Some would say reading is a lonely activity. When you read, you erect a social barrier around yourself, effectively shutting everyone else out. Reading is selfish because you can’t share it with anyone, and no one really benefits from the act whilst you’re reading.
But how is it lonely when you get to know a character from the inside out? You get to be in Paris one moment and at the bottom of Tartarus next.
You see, I love reading. My list of priorities is as follows – family, friends, reading, eating, studies, boyfriends, sleep.

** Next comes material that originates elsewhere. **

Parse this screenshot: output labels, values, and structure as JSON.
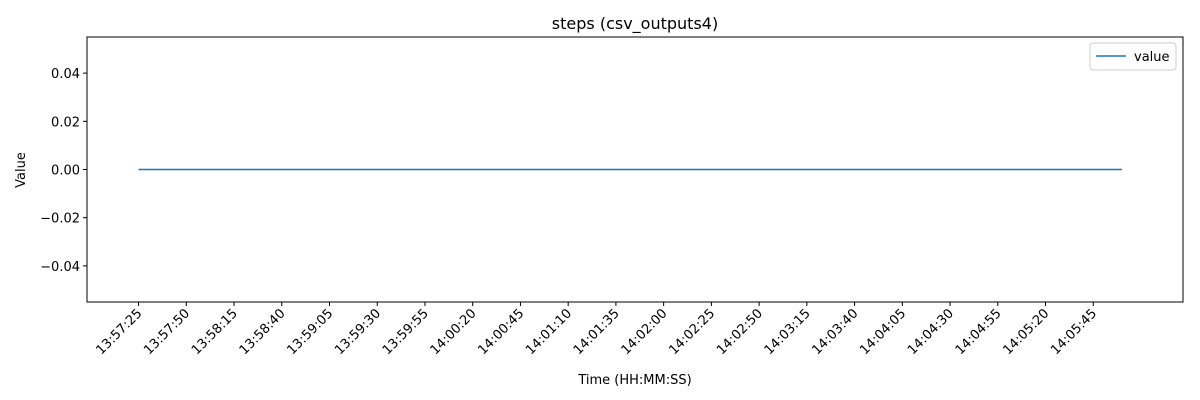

Despite the strong (almost bordering on obsessive) love for reading, I don’t read books of every genre. My first love will always be science fiction and fantasy (you know, the ones with dragons and elves and magic. Lots of magic). Though I can’t stand non-fiction, I read books on the Holocaust and crime stories. I delved in horror in the form of Stephen King and read The Exorcist, all out of curiosity. Couldn’t sleep for two weeks without getting nightmares. Stupid curiosity. I read Jodi Picoult and her family/legal dramas and I occasionally have contemporary romance because my life seems to be lacking in that.
But why reading? Why choose to sit at home, curled up under sheets (or eating something, or both) reading when one can go outside pick up a sport (eugh) or some form of a more “rewarding” hobby? Why strain your eyes reading point 10 fonts when you can strain your eyes watching television?
I guess there’s something about the bookstores, which draws you in every single time you walk by. Perhaps it’s the rows after rows of perfectly organized books and being able to run your hands over the glossy covers. Perhaps it’s the friendly bookkeeper who seems to know where every book is and pinpoints that one book you’ve been looking for the past half an hour.
Perhaps it’s the book themselves. How can I put into words the satisfaction one gets from hearing the sound of a freshly cracked spine (of a book), and the smell of aged (and new) manuscripts, the pleasure of peeling off the price tag and that plastic wrap.
The fluttering of pages, the choosing of the (right?) bookmark that will accompany this particular read. The first words, the painting of pictures in your mind as the author narrates in your head. The joy you share with the protagonist, the mourning of his/her losses.
The mental note to read one chapter only to realize that it’s 3 am in the morning and you have class in a few hours. The (almost) grief that comes when you are on your last chapter. The satisfaction of devouring yet another good story.
I don’t think my words do it justice.
You’ll just have to read to find out.